Als Christian Lautenschlager in seinem nicht mehr ganz strahlend weißen Mercedes 140 PS nach knapp sieben Stunden unter dem Klang der deutschen Nationalhymne die Zielflagge als erster sah, begann für Mercedes ein neues Zeitalter. Beim Großen Preis von Frankreich im französischen Dieppe feierten die Stuttgarter ihren ersten Grand-Prix-Sieg.

Tortur für Mensch und Material

100 Jahre später machte sich eine handvoll Wagemutiger auf, die Strecke an der französischen Kanalküste erneut zu bezwingen. Im Gegensatz zu 1908 jedoch ohne jeglichen Zeitdruck. Damals hatten die Piloten den Kurs über Stadt und Land entlang der Kanalküste zehn Mal hinter sich gebracht. Eine wahre Tortur für Mensch und Material.

Rennsportexperte Jochen Mass bei der Neuauflage 2008: «Es ist unglaublich, was die Fahrer in ihren Rennwagen vor 100 Jahren geleistet haben. Die Autos waren alles andere als leicht zu fahren. Trotzdem lag das Spitzentempo bei bis zu 170 km/h. Einige haben dieses Abenteuer auf schlechten Straßen mit dem Leben bezahlt.»

Gigantische Fortschritte

Mehr Ritt als Fahren ist angesagt Foto: press-inform

Man schreibt das Jahr 1908, Mercedes und Benz fahren noch als Konkurrenten gegeneinander und kämpfen bei Autorennen gegen so illustre Marken wie Mors, Opel, Fiat und Austin. Die Fortschritte im Automobilbau sind Anfang des letzten Jahrhunderts gigantisch. Ist man ein paar Jahre vorher noch mit 40 km/h durch die Lande kutschiert, schaffte das Siegerauto vom Typ Mercedes 140 PS beim Dieppe-Rennen im Juli 1908 eine Durchschnittsgeschwindigkeit von 111 km/h.

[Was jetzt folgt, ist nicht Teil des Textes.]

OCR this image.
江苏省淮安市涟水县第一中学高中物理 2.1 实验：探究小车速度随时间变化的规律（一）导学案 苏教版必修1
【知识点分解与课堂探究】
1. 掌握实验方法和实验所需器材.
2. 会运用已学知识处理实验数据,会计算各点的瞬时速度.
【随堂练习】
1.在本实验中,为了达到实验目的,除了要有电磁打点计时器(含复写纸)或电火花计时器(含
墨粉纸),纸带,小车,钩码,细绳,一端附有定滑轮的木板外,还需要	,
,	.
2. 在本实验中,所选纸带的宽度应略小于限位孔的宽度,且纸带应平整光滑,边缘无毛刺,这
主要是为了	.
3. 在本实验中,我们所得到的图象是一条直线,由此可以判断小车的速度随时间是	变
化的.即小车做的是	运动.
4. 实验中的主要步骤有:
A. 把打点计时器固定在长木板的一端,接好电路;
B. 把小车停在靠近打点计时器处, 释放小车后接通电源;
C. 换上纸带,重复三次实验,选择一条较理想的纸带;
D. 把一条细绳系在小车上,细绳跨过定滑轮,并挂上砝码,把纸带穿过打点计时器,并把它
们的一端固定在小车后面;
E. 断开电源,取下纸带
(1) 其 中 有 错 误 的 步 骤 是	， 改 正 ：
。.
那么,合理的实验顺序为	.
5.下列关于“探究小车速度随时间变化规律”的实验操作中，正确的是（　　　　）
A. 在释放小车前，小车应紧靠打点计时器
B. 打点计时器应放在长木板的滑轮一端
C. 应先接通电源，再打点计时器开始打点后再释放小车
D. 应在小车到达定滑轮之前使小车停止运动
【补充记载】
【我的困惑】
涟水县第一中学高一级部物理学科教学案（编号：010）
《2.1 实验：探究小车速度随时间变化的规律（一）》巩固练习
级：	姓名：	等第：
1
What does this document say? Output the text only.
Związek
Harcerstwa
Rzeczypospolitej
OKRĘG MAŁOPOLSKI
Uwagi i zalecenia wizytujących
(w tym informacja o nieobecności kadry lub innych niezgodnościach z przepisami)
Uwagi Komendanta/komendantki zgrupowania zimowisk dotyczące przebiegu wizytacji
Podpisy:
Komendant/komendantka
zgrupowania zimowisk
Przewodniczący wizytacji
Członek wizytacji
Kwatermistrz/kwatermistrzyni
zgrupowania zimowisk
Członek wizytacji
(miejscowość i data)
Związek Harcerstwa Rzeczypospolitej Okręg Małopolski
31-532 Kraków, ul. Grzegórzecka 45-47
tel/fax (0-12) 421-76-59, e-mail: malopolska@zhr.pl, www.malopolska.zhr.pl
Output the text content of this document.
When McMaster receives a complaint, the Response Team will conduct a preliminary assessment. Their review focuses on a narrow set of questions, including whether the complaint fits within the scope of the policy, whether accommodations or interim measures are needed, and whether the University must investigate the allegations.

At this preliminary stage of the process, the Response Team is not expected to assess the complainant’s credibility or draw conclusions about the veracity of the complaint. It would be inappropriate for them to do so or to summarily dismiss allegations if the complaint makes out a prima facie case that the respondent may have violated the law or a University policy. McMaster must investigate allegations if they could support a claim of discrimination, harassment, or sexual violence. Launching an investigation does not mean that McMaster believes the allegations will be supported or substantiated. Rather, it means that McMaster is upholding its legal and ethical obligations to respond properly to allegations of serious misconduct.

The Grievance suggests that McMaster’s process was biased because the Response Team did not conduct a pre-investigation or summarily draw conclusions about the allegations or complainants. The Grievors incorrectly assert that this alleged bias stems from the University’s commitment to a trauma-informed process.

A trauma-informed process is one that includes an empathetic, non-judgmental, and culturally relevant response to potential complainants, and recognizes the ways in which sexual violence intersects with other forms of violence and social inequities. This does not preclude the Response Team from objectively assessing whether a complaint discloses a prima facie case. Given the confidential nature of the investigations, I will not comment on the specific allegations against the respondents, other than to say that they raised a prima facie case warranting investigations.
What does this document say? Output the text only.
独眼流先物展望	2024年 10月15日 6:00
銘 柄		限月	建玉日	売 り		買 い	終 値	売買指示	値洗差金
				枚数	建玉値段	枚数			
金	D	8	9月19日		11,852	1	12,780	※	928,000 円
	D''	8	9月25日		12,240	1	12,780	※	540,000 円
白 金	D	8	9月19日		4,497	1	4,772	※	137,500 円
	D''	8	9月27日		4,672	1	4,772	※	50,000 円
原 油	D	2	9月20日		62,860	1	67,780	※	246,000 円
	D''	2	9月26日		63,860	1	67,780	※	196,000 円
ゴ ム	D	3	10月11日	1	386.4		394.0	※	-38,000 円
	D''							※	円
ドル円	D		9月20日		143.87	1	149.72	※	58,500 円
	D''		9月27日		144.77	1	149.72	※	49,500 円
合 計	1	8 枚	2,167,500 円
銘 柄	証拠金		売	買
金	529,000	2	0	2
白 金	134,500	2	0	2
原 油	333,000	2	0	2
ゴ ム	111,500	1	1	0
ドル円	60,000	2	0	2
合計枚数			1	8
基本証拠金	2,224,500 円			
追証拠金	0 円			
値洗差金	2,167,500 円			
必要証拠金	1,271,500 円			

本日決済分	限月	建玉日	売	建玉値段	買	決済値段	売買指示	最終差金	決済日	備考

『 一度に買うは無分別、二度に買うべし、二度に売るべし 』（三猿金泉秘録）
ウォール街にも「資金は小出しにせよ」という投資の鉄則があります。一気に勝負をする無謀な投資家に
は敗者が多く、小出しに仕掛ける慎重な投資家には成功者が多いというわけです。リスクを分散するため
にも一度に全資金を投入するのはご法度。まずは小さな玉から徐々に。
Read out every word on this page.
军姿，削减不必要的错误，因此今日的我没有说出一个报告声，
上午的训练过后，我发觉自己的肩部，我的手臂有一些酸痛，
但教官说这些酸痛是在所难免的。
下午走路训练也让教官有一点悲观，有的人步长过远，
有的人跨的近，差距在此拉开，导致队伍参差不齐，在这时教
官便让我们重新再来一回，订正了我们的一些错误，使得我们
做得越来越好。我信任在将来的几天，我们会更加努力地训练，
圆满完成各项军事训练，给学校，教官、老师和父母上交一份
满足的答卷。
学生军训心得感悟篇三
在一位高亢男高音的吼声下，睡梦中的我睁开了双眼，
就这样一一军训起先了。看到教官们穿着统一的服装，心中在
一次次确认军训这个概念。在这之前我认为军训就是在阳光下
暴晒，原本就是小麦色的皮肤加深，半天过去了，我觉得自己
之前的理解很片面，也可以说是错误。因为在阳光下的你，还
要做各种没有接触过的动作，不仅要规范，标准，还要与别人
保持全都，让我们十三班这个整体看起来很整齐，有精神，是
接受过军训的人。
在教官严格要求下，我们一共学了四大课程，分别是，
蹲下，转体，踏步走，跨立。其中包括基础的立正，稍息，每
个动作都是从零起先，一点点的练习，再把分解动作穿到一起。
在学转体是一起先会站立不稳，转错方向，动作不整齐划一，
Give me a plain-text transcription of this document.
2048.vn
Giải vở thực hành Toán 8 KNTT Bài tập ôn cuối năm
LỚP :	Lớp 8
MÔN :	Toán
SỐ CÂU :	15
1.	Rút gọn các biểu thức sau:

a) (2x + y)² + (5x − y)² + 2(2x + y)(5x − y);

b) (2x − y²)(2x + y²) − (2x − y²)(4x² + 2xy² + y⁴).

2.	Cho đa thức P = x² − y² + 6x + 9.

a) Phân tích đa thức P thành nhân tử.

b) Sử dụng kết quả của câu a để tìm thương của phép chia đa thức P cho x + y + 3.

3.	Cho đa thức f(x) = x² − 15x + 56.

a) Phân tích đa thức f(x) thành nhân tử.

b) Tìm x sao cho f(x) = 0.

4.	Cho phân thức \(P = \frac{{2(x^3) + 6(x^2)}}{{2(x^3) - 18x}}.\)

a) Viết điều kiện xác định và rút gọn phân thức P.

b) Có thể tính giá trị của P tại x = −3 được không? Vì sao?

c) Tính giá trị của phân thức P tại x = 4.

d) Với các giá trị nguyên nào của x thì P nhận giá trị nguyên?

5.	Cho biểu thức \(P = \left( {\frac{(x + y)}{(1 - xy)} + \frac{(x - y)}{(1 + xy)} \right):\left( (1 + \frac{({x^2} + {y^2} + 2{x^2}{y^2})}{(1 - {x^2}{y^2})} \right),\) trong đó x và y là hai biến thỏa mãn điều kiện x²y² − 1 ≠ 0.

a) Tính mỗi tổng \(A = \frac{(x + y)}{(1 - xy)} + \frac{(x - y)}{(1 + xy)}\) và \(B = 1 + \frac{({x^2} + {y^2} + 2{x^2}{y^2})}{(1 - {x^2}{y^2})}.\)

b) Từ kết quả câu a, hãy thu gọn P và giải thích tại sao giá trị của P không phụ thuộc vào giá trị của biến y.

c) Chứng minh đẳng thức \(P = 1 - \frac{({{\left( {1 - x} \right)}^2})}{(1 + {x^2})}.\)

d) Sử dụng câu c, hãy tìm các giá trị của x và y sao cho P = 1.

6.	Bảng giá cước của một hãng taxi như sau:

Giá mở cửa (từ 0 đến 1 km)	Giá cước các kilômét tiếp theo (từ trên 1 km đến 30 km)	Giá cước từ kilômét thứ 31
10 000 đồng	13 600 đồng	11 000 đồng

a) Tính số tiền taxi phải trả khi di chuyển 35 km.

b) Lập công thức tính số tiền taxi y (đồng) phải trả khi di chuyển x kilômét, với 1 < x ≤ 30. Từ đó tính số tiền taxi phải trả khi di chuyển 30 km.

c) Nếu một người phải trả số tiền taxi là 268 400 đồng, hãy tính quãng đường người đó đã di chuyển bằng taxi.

Kaum eine Marke kann sich heute noch erlauben, auf ein Engagement im Motorsport zu verzichten. Die Anfänge der Grand-Prix-Ära liegen mehr als 100 Jahre zurück. Während nunmehr im Zweiwochen-Rhythmus Piloten wie Felipe Massa, Lewis Hamilton oder Nico Rosberg bei Formel-1-Rennen um Sieg und Ehren für Marke und Fahrerwartung kämpfen, war der Rennsport in der frühen Zeit noch ein echtes Abenteuer für tollkühne Männer in ihren tollen Kisten.

«Niederlage schlimmster Art»

Unbefestigte Straßen, kaum Sicherheitsvorkehrungen und waghalsige Piloten machten für die gerade in Frankreich rennsportbegeisterten Zuschauer den Reiz aus. Bei der Auflage des Großen Preis von Frankreich im Jahre 1908 hatten die erfolgsverwöhnten Franzosen viel gutzumachen. Briten und Italiener hatten ihnen in den Jahren einen Strich durch die Rechnung gemacht und so sollte es 1908 zu einem grandiosen Sieg kommen, der die Vormachtstellung es französischen Automobilbaus dokumentieren sollte. Doch die 300.000 Zuschauer erlebten mit einem überraschenden deutschen Dreifachtriumph eine böse Überraschung.

«Aus dem Grand Prix des Jahres 1908 ist eine Niederlage schlimmster Art für die Franzosen und ihre stolze Automobilindustrie geworden», titelte die seinerzeit führende «Allgemeine Automobil-Zeitung». Das schlimmste sei zudem, dass aus dem Namen Lautenschlager beim besten Willen keine französische Abstammung herzuleiten gewesen sei.

Schlaue Bauern

Gemütlich eng - zumindestens auf den Rücksitzen Foto: press-inform

Nach einem wilden Rennen mit zahlreichen Ausfällen und Reparaturen gewinnt der Mercedes 140 PS in der Besetzung Christian Lautenschlager, Willy Pöge und Otto Salzer. Auf den Plätzen zwei und drei machen sich mit Victor Hémery, René Hanriot sowie Fritz Erle zwei Benz-Fahrzeuge der Bauart 120 PS breit. Der Zusammenschluss von Mercedes und Benz erfolgt erst im Jahre 1926.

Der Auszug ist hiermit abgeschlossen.